Öncelikle duruşunu hiç değiştirmedi. Muhalefet bloku diye bir blok
olmadığını iyi analiz etti. Yeni bir seçime gidilmesinin faydasız
ve partisine zarar verebileceğini gördü. Mutlak iktidar şansını
kaybeden bir lider olduğu gerçeğini içine sindirdi. Ve yeni bir
seçimde tablonun aynı çıkması durumunda partisinin artık
durdurulamayacak bir inişe geçebileceği realitesine uygun bir
politika izlemeye başladı.
Topluma da AK Parti’nin içinde olmadığı bir koalisyon
kurulamayacağını kabul ettirdi. Gelinen nokta şudur: Hükümet
turları başlayacak. Davutoğlu çok değil 10 gün öncesine göre CHP
ile bir koalisyonu kendi kitlesine kabul ettirecek seviyeye ulaştı.

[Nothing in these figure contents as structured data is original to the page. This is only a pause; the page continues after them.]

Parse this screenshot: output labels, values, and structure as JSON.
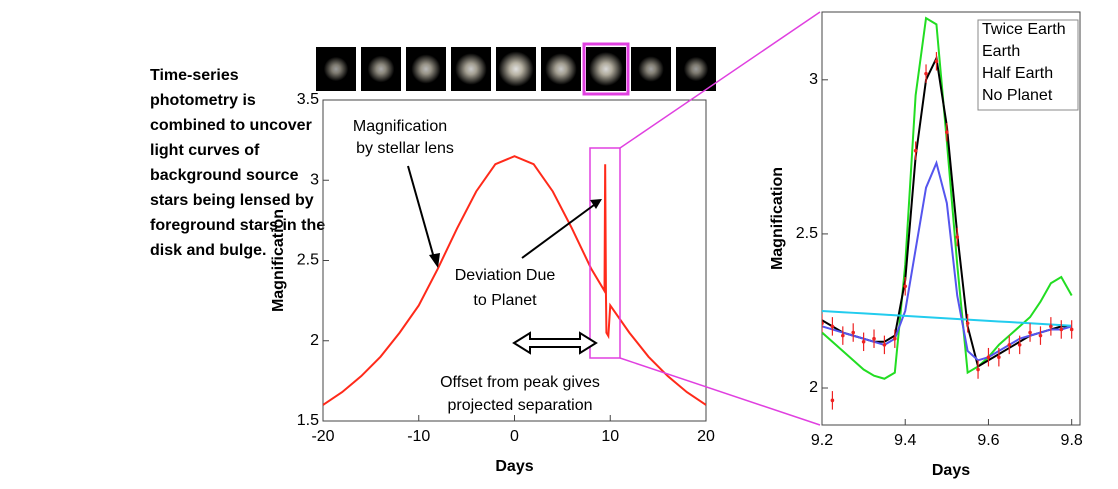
{
  "description": [
    "Time-series",
    "photometry is",
    "combined to uncover",
    "light curves of",
    "background source",
    "stars being lensed by",
    "foreground stars in the",
    "disk and bulge."
  ],
  "chart_data": [
    {
      "type": "line",
      "xlabel": "Days",
      "ylabel": "Magnification",
      "xlim": [
        -20,
        20
      ],
      "ylim": [
        1.5,
        3.5
      ],
      "xticks": [
        -20,
        -10,
        0,
        10,
        20
      ],
      "yticks": [
        1.5,
        2,
        2.5,
        3,
        3.5
      ],
      "annotations": [
        "Magnification",
        "by stellar lens",
        "Deviation Due",
        "to Planet",
        "Offset from peak gives",
        "projected separation"
      ],
      "x": [
        -20,
        -18,
        -16,
        -14,
        -12,
        -10,
        -8,
        -6,
        -4,
        -2,
        0,
        2,
        4,
        6,
        8,
        9.2,
        9.4,
        9.47,
        9.55,
        9.6,
        9.8,
        10,
        12,
        14,
        16,
        18,
        20
      ],
      "series": [
        {
          "color": "#ff2a1a",
          "values": [
            1.6,
            1.68,
            1.78,
            1.9,
            2.05,
            2.22,
            2.45,
            2.7,
            2.93,
            3.1,
            3.15,
            3.1,
            2.93,
            2.7,
            2.45,
            2.33,
            2.31,
            3.1,
            2.3,
            2.05,
            2.03,
            2.22,
            2.05,
            1.9,
            1.78,
            1.68,
            1.6
          ]
        }
      ]
    },
    {
      "type": "line",
      "xlabel": "Days",
      "ylabel": "Magnification",
      "xlim": [
        9.2,
        9.82
      ],
      "ylim": [
        1.88,
        3.22
      ],
      "xticks": [
        9.2,
        9.4,
        9.6,
        9.8
      ],
      "yticks": [
        2,
        2.5,
        3
      ],
      "x": [
        9.2,
        9.225,
        9.25,
        9.275,
        9.3,
        9.325,
        9.35,
        9.375,
        9.4,
        9.425,
        9.45,
        9.475,
        9.5,
        9.525,
        9.55,
        9.575,
        9.6,
        9.625,
        9.65,
        9.675,
        9.7,
        9.725,
        9.75,
        9.775,
        9.8
      ],
      "series": [
        {
          "name": "Twice Earth",
          "color": "#22dd22",
          "values": [
            2.18,
            2.15,
            2.12,
            2.09,
            2.06,
            2.04,
            2.03,
            2.05,
            2.4,
            2.95,
            3.2,
            3.18,
            2.8,
            2.4,
            2.05,
            2.07,
            2.1,
            2.14,
            2.17,
            2.2,
            2.23,
            2.28,
            2.34,
            2.36,
            2.3
          ]
        },
        {
          "name": "Earth",
          "color": "#000000",
          "values": [
            2.22,
            2.2,
            2.18,
            2.17,
            2.16,
            2.15,
            2.15,
            2.17,
            2.35,
            2.75,
            3.0,
            3.07,
            2.85,
            2.5,
            2.2,
            2.07,
            2.09,
            2.11,
            2.13,
            2.15,
            2.17,
            2.18,
            2.19,
            2.2,
            2.2
          ]
        },
        {
          "name": "Half Earth",
          "color": "#5555ee",
          "values": [
            2.2,
            2.19,
            2.18,
            2.17,
            2.16,
            2.15,
            2.14,
            2.16,
            2.25,
            2.45,
            2.65,
            2.73,
            2.6,
            2.3,
            2.12,
            2.09,
            2.1,
            2.12,
            2.14,
            2.16,
            2.17,
            2.18,
            2.19,
            2.19,
            2.2
          ]
        },
        {
          "name": "No Planet",
          "color": "#22ccee",
          "values": [
            2.25,
            2.248,
            2.246,
            2.244,
            2.242,
            2.24,
            2.238,
            2.236,
            2.234,
            2.232,
            2.23,
            2.228,
            2.226,
            2.224,
            2.222,
            2.22,
            2.218,
            2.216,
            2.214,
            2.212,
            2.21,
            2.208,
            2.206,
            2.204,
            2.202
          ]
        }
      ],
      "points": {
        "color": "#ee2222",
        "x": [
          9.2,
          9.225,
          9.25,
          9.275,
          9.3,
          9.325,
          9.35,
          9.375,
          9.4,
          9.425,
          9.45,
          9.475,
          9.5,
          9.525,
          9.55,
          9.575,
          9.6,
          9.625,
          9.65,
          9.675,
          9.7,
          9.725,
          9.75,
          9.775,
          9.8,
          9.225
        ],
        "values": [
          2.21,
          2.2,
          2.17,
          2.18,
          2.15,
          2.16,
          2.14,
          2.16,
          2.33,
          2.77,
          3.02,
          3.06,
          2.83,
          2.49,
          2.21,
          2.06,
          2.1,
          2.1,
          2.14,
          2.14,
          2.18,
          2.17,
          2.2,
          2.19,
          2.19,
          1.96
        ],
        "errors": [
          0.03,
          0.03,
          0.03,
          0.03,
          0.03,
          0.03,
          0.03,
          0.03,
          0.03,
          0.03,
          0.03,
          0.03,
          0.03,
          0.03,
          0.03,
          0.03,
          0.03,
          0.03,
          0.03,
          0.03,
          0.03,
          0.03,
          0.03,
          0.03,
          0.03,
          0.03
        ]
      }
    }
  ]
}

Olur, olmaz bilemem. Ama koalisyon olursa parti tabanında güçlü bir
itiraz çıkmayacak kadar “Doğru hesap yapmıştır” duygusunu
oluşturdu.
Bu arada Cumhurbaşkanı Erdoğan’ın görevlendirmeyi bu kadar geç
yapmasının nedenini bilmiyorum. Sonuçları ise isabetli oldu. Bu
süreç tüm partilere kendi tabanlarını ikna etme, durumu gerçekçi
olarak değerlendirme imkânı sağladı. Zaman kıymetli
kullanıldı...
BARANSU VE KARACA SERBEST BIRAKILMALI
Oldu mu sevgili arkadaşlar. Bana “Bu konuda neden yazmıyorsun?” diyenler, oldu mu? En ufak bir şüphem yok. Mehmet Baransu ve Hidayet Karaca ile hiç tanışmadım. Baransu’nun Balyoz davasındaki yaklaşımlarını da sorunlu ve takıntılı buluyordum. Askeri vesayetle mücadelenin bir cadı avına dönüşmesi konusunda gayretli ve ateşe odun taşımaktan çekinmeyen bir gazeteci olmasını içime hiç sindiremedim. Bir gazetecinin, sevmediği insanlar ya da demokrasi düşmanı olarak gördüğü kesimler için dileyebileceği en kötü şeyin hukuk içinde hesaplaşma olacağına inananlardanım.